Fervent défenseur de la liberté de presse

La mort du journaliste gambien a aussi été l’un des grands défis à relever par Me Kaba et la FIDH. Il dira à ce propos dans un entretien, « Il est temps que le gouvernement gambien fasse toute la lumière sur l’affaire Deyda Hydara, journaliste assassiné le 16 décembre 2004. Ce crime crapuleux ne saurait rester impuni. La lenteur de la procédure actuelle montre qu’il n’y a pas une volonté politique d’aboutir a une véritable identification des auteurs de ce crime odieux, de même que les commanditaires.

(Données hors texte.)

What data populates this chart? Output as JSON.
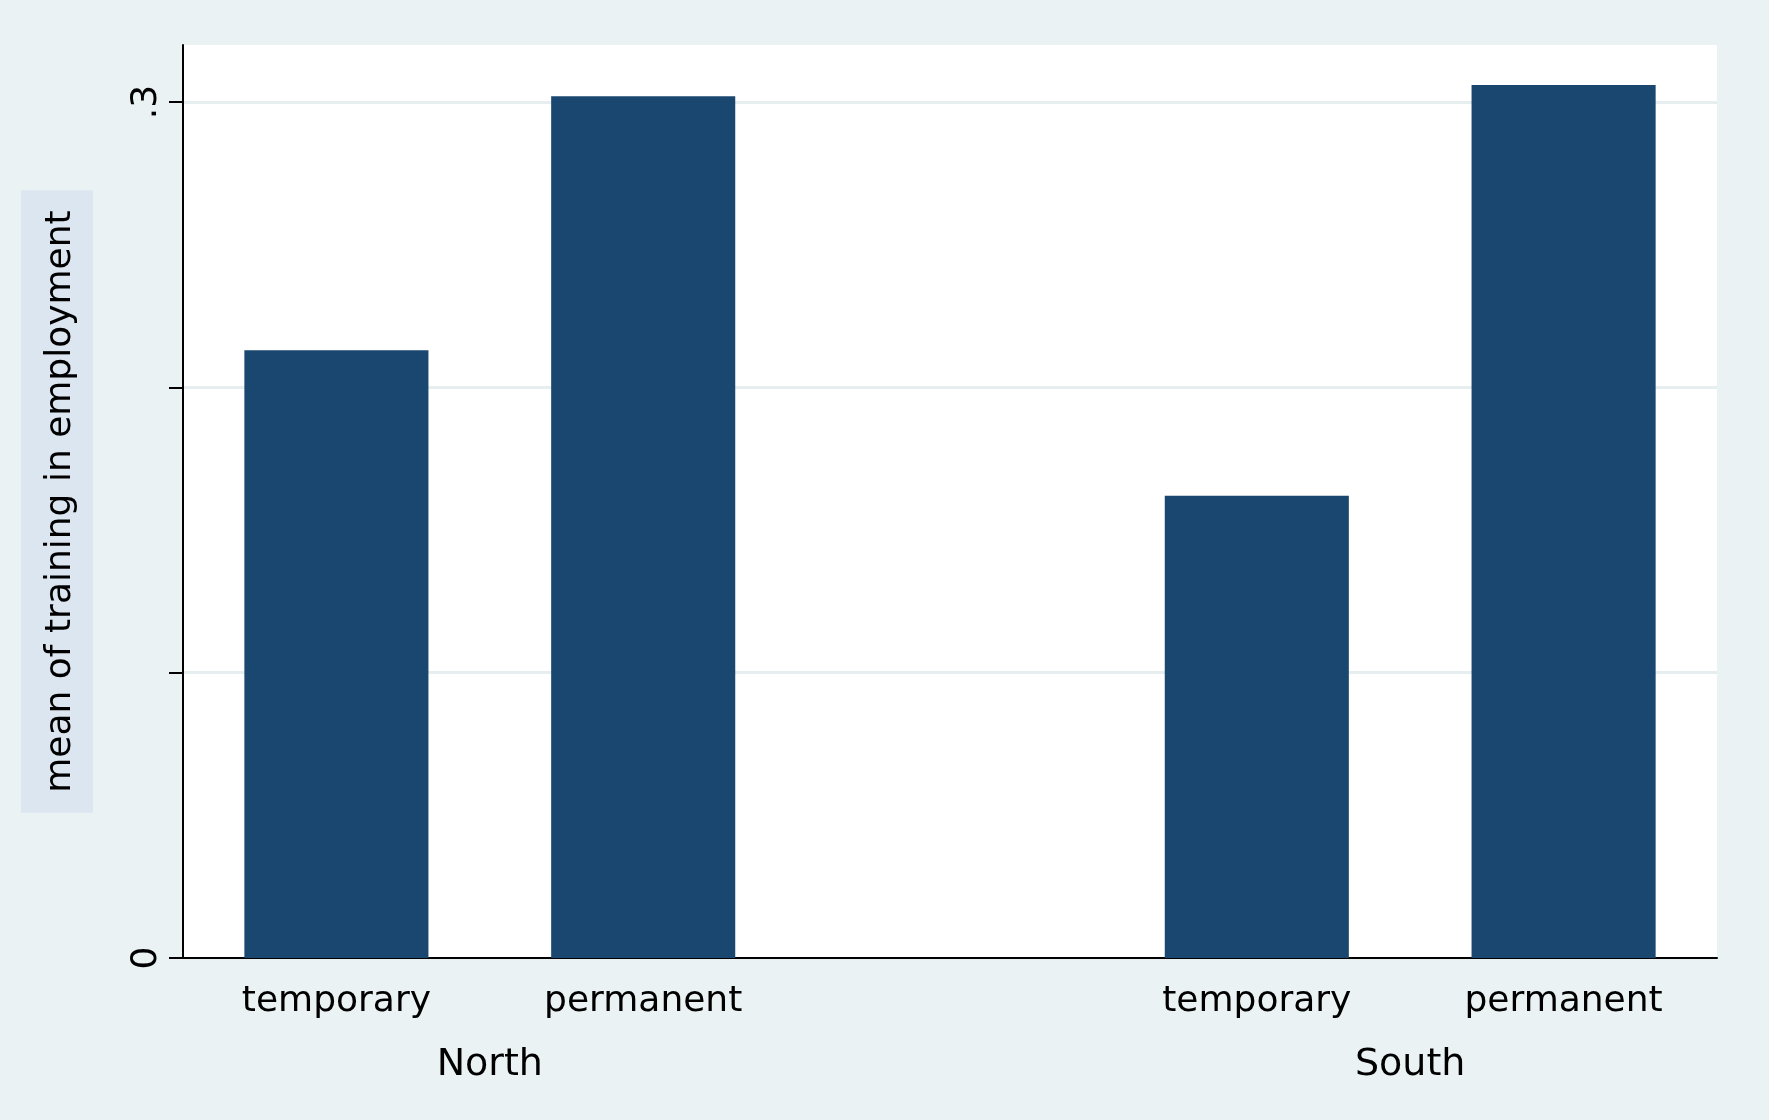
{
  "chart_data": {
    "type": "bar",
    "ylabel": "mean of training in employment",
    "categories": [
      "temporary",
      "permanent",
      null,
      "temporary",
      "permanent"
    ],
    "values": [
      0.213,
      0.302,
      null,
      0.162,
      0.306
    ],
    "color": "#1a476f",
    "ylim": [
      0,
      0.32
    ],
    "yticks": [
      0,
      {
        "value": 0.1,
        "label": null
      },
      {
        "value": 0.2,
        "label": null
      },
      {
        "value": 0.3,
        "label": ".3"
      }
    ],
    "grid": "y",
    "annotations": [
      "North",
      "South"
    ]
  }
}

La preuve ? La rapidité avec laquelle on a fait le point sur les présumés auteurs de la tentative de coup d’Etat du 21 mars 2006 révèle que s’il y a la volonté politique, il est aisé d’arriver à des résultats. »

Il ajoutera à cet effet, « C’est bien pour cela que la Fidh lance un appel à la Commission africaine des droits de l’Homme et des Peuples, à l’Union Africaine, pour prendre les dispositions idoines pour que la Gambie, qui abrite le siège de la Cadhp, puisse faire la lumière sur cette question, mais aussi sur l’ensemble des violations des droits de l’Homme qu’il y a dans ce pays où une civilisation de la peur est en train de s’installer. »

Un homme de terroir et du monde

Sidiki Kaba est né le 21 Août 1950 à Tambacounda où il a fait ses études primaires, puis ses études secondaires au lycée Van Vollenhoven de Dakar sanctionnée par le baccalauréat en 1972. Il est diplômé des universités d’Abidjan et de Dakar où il a obtenu trois licences en Droit, Philosophie, et Lettres modernes et une maîtrise en Droit des affaires. Admis en 1980 au barreau de Dakar, après une expérience d’enseignant menée de pair avec des études supérieures comme professeur de français au collège Aké Loba d’Abidjan de 1975 à 1978, il sera élu membre du Conseil de l’ordre de 1985 à 2000.

Avant sa consécration à la tête de la Fidh, rappelons que Me Kaba a milité au Sénégal et sur le continent africain depuis 1981, date à laquelle il a intégré la section sénégalaise d’Amnesty international avant de rejoindre l’Organisation nationale de défense des droits de l’Homme (Ondh) qu’il va présider de 1995 à 2000, après en avoir été vice-président de 1987 à 1995. Aujourd’hui fier de son combat à la tête de l’institution internationale, c’est toute l’Afrique en quête de liberté qui lui dit un « BRAVO » mérité et qui attend de le retrouver à la tête d’autres grands combats en faveur des droits de l’homme.